Plastic bags that tend to end up in landfills pollute the soil and the ones that are burnt, release toxic gases such as oxides of carbon, sulfur and nitrogen that harm the respiratory systems of humans and animals and contribute to global warming. Furthermore, a large proportion of disposed bags find their way in the ocean. An estimated 300 million plastic bags have ended up in the Atlantic Ocean alone. Sea creatures, especially Porpoises, mistake plastic bags as jelly fish or sea nettles and consume them which leads to death either through the blockage of the nasal passage or the intestine.

On the other hand, paper bags are recyclable, reusable as well as biodegradable. It is estimated that plastic takes about 10 to 20 years to decompose under sunlight whereas items made of paper take about 2 to 6 weeks. These arguments have been used to advocate the use of paper bags.

Surprisingly, the production of plastic bags is reported to be less damaging to the environment than the production of paper bags. A study found that 1000 paper bags generate twice as much greenhouse gas emission than plastic bags. Another study by the South African government reveals that manufacture of plastic grocery bags consumes 23% less energy and generates 76% less solid waste than does production of paper bags.

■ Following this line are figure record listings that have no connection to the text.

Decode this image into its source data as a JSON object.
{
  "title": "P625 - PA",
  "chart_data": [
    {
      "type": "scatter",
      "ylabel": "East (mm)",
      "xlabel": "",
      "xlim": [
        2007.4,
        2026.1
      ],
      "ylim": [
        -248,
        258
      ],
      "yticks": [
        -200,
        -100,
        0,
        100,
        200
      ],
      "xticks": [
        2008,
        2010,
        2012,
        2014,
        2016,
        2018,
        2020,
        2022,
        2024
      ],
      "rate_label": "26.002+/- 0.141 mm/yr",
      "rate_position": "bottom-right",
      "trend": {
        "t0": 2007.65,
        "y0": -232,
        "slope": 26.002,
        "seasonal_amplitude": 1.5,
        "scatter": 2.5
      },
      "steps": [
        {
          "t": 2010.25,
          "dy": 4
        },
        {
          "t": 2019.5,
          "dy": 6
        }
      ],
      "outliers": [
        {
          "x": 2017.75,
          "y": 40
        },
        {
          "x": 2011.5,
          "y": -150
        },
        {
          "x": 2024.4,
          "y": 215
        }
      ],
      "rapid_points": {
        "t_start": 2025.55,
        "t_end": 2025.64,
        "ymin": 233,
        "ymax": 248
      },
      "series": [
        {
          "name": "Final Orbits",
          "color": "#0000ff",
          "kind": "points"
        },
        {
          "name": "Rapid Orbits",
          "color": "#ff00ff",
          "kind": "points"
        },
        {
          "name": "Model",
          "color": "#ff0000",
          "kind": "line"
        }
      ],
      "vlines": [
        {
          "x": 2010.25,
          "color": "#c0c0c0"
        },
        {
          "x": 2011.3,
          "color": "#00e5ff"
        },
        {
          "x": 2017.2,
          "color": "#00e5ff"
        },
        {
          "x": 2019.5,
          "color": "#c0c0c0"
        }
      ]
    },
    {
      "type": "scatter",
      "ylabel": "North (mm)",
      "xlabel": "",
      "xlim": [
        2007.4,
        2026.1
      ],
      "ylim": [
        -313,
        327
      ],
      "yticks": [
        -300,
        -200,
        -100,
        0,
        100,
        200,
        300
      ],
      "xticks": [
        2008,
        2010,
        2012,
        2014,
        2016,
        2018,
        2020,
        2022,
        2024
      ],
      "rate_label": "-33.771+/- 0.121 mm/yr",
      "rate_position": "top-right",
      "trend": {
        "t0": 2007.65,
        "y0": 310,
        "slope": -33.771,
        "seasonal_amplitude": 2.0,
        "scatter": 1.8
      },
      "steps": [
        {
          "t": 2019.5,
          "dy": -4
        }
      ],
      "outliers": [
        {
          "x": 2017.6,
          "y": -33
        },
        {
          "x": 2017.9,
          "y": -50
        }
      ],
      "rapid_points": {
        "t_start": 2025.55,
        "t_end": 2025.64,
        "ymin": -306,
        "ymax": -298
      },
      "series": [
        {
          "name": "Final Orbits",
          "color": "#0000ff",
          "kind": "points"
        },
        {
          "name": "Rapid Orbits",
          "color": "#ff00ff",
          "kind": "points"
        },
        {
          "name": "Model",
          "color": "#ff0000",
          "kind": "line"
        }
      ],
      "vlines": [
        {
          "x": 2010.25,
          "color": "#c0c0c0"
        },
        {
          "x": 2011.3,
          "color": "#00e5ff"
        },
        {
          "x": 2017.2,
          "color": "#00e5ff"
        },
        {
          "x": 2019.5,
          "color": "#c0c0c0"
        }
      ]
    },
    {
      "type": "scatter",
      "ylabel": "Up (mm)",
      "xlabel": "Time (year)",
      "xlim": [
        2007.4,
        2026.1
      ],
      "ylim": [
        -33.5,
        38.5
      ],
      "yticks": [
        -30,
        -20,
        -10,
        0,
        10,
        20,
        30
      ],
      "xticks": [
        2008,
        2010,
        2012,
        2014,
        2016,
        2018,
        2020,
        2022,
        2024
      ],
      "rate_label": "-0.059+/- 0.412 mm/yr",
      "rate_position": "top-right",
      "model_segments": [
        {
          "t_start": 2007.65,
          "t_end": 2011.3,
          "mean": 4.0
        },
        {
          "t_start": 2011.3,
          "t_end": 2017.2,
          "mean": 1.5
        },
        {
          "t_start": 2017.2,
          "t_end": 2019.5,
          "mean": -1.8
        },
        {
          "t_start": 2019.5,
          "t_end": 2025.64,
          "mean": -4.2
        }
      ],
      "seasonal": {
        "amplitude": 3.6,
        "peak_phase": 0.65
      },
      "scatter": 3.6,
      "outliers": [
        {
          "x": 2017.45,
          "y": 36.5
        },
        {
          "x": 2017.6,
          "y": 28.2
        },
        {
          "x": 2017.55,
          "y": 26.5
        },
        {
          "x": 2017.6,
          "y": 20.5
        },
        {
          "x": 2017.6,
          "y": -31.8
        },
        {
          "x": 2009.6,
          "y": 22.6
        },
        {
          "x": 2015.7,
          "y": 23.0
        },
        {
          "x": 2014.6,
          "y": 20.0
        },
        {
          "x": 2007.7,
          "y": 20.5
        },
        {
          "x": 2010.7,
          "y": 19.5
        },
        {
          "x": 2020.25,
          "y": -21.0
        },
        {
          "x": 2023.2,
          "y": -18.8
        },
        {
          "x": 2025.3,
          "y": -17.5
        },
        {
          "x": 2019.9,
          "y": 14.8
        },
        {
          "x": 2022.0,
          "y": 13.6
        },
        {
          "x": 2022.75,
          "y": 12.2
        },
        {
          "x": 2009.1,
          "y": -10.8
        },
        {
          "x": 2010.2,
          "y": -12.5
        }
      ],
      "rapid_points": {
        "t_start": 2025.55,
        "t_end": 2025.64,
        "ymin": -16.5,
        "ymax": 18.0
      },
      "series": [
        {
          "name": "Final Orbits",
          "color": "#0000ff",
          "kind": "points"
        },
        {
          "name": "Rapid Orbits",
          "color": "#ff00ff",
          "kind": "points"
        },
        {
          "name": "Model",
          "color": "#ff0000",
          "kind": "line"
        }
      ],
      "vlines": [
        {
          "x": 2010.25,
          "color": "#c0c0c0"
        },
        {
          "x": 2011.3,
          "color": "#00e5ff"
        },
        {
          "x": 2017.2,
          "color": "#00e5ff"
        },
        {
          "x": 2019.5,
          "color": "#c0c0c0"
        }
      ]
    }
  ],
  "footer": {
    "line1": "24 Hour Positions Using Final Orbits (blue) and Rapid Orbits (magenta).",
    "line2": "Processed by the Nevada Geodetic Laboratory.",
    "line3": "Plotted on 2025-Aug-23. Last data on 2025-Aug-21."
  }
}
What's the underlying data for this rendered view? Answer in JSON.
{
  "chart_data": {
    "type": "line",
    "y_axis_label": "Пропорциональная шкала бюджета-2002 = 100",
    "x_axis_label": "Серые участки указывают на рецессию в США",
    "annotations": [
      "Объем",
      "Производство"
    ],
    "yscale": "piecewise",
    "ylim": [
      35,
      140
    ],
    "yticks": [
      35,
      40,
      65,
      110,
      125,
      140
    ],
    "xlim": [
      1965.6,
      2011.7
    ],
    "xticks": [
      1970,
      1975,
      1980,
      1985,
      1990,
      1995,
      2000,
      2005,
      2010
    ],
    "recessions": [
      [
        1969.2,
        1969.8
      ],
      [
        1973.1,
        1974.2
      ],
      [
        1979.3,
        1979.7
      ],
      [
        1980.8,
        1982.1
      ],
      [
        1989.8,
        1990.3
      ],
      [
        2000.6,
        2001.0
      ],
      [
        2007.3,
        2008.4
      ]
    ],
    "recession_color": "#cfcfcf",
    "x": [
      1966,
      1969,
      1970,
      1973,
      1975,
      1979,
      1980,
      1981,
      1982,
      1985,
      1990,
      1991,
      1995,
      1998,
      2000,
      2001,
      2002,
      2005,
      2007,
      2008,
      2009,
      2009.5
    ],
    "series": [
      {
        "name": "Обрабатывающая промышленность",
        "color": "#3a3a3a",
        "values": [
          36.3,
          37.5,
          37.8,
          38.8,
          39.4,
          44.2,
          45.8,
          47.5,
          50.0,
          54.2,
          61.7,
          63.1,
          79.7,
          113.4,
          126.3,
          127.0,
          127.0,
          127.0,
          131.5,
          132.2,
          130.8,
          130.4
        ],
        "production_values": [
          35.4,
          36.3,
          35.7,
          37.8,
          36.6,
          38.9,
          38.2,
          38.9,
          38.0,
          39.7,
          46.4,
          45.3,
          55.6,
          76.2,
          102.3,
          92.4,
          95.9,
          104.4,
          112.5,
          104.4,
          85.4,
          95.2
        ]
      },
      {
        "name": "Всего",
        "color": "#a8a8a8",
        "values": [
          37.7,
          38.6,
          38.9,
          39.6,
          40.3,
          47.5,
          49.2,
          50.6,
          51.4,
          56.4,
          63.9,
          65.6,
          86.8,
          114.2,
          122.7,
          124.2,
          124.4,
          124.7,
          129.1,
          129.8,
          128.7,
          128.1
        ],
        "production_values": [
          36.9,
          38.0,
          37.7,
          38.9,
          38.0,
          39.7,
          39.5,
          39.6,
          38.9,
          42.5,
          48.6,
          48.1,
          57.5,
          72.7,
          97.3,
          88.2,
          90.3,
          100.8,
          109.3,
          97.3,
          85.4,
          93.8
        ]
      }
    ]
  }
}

Keeping in mind the shortcomings of using plastic and paper bags, the use of biodegradable plastics has been proposed as a solution. These take on average two months to decompose and do not cause soil pollution. Also, its production process releases less emissions than that of paper bags. However, it hasn’t gained much popularity since it is speculated that its use will encourage indiscriminate littering and leave the problem of plastic consumption by sea creatures, unsolved.